Some posters emphasized the need for food conservation. In the item below, conservation is presented as an age-old virtue of thrift represented by the grandmother and passed down through the women in the Canadian household.
(Side note: What do you think of the openings inside the “O”s in the poster font?)
Another poster portrayed the food emergency as an opportunity to be both patriotic and self-regarding. Increasing food production would both aid the Canadian and British war effort and also put more money in the pockets of Canadian farmers. A whole series of posters were based on this theme, describing Canada’s “beef opportunity”, “egg opportunity“, “pork opportunity“, and so on.
As with American ones, Canadian posters could mix patriotism with guilt.

(Toronto Public Library)
Related to the problem of food waste is the problem of hoarding, that is, people stockpiling food that they did not need, thus denying it to the troops. This poster attempts to vilify hoarding and apply fear of the law (and thus exposure) as well.

(McGill Digital Library: War posters)
(Would people hoarding food actually label their bags “hoarded flour” and “hoarded sugar”?)
I think that the poster below may be the most effective one in many ways. Forgoing abstractions, it appeals to love of family, thus making the issue of food waste a personal one.
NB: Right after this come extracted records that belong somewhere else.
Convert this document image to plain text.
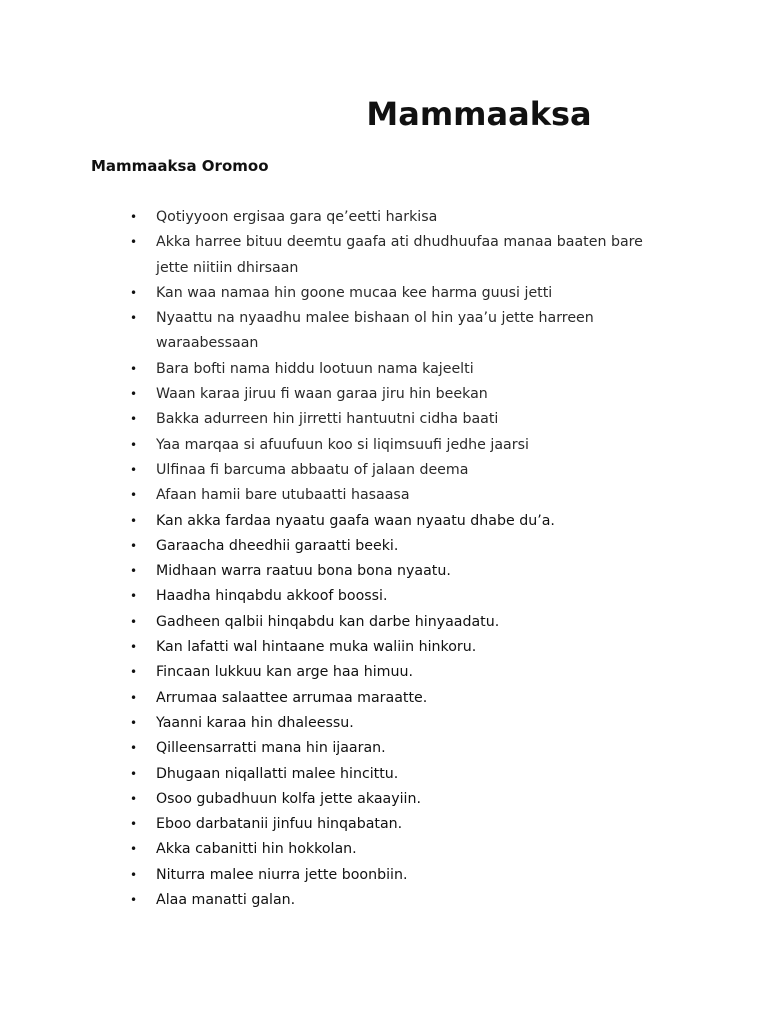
Mammaaksa
Mammaaksa Oromoo
• Qotiyyoon ergisaa gara qe’eetti harkisa
• Akka harree bituu deemtu gaafa ati dhudhuufaa manaa baaten bare jette niitiin dhirsaan
• Kan waa namaa hin goone mucaa kee harma guusi jetti
• Nyaattu na nyaadhu malee bishaan ol hin yaa’u jette harreen waraabessaan
• Bara bofti nama hiddu lootuun nama kajeelti
• Waan karaa jiruu fi waan garaa jiru hin beekan
• Bakka adurreen hin jirretti hantuutni cidha baati
• Yaa marqaa si afuufuun koo si liqimsuufi jedhe jaarsi
• Ulfinaa fi barcuma abbaatu of jalaan deema
• Afaan hamii bare utubaatti hasaasa
• Kan akka fardaa nyaatu gaafa waan nyaatu dhabe du’a.
• Garaacha dheedhii garaatti beeki.
• Midhaan warra raatuu bona bona nyaatu.
• Haadha hinqabdu akkoof boossi.
• Gadheen qalbii hinqabdu kan darbe hinyaadatu.
• Kan lafatti wal hintaane muka waliin hinkoru.
• Fincaan lukkuu kan arge haa himuu.
• Arrumaa salaattee arrumaa maraatte.
• Yaanni karaa hin dhaleessu.
• Qilleensarratti mana hin ijaaran.
• Dhugaan niqallatti malee hincittu.
• Osoo gubadhuun kolfa jette akaayiin.
• Eboo darbatanii jinfuu hinqabatan.
• Akka cabanitti hin hokkolan.
• Niturra malee niurra jette boonbiin.
• Alaa manatti galan.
(McGill Digital Library: War posters)
Here, we move to the Second World War. As in the United States, people were urged to save food scraps for processing into munitions. Thus, food is ammunition not just metaphorically but literally.

(Canadian War Museum)
Other posters attempted to assist the viewer in meeting food conservation goals, in order to support the war effort. This poster, from the Metropolitan Life Insurance Company, attempts to inform people about how to eat a diet compatible with the war. The emphasis seems to be on reducing the amount of meat consumed, presumably so that it can be sent overseas.
(Canadian Museum of Civilisation)
This poster from the Health League of Canada urges viewers to establish Victory Gardens. The Victory Garden was personal plot where families raised their own vegetables, essentially a traditional kitchen garden but with a patriotic veneer. The concept of the Victory Garden was widespread in the Western world during the war. Here, the trope of food as a munition is brought to life playfully through anthropomorphicizing the foods themselves.
(Canadian Museum of Civilisation)
Repeating a theme from the First World War, this poster urges Canadian farmers to increase food production. It also refers to the Canadian self-image (“This is our strength”) as a land of natural resources, making Canadians hewers of wood and drawers of water.
(Canadian Museum of Civilisation)
Finally, many posters were issued in French, this one from the Dominion Department of Labour, urging French Canadian farmers to increase food production for the coming winter.
(Canadian Museum of Civilisation)
The posters certainly drive home the point that food is a crucial component of war, a munition, if you will. Thus, the entire food system gets swept up into the war effort. It is also interesting to observe the similarities between the wartime campaigns and the modern food conservation movement. For example, the public was urged not to waste food, that is, not to purchase, prepare, or eat more than they strictly needed to. There are similar campaigns underway today, in an attempt to “combat” the current epidemic of obesity. In addition, the local food movement encourages people to re-establish kitchen gardens and to raise urban chickens, reminiscent of the Victory Gardens of World War Two. Finally, the dietary advice given during the wars emphasized that the public should reduce meat consumption in favor of vegetables. Meat was to be reserved for the troops due, I suppose, to its efficiency in providing proteins and energy. This measure is similar to current advocacy of reduction in meat consumption for the purpose of lowering the environmental impact of meat production. It would be interesting to compare the effect of the war programs to that of the modern health and environmental ones. I would guess that the modern effort has a ways to go to equal those provoked by the wars.
Food waste in time of war April 19, 2012
Posted by Cameron Shelley in : STV202 , comments closedEarlier, I posted a blog concerning the issue of food waste. In looking over images for the posting, I found some posters recently uploaded to Wikimedia Commons by the US National Archives and Records Administration. The posters are largely items posted during the First and Second World Wars to urge the audience to conserve food. There are many interesting posters from both periods. I will post some here to give you an idea of what is available for viewing.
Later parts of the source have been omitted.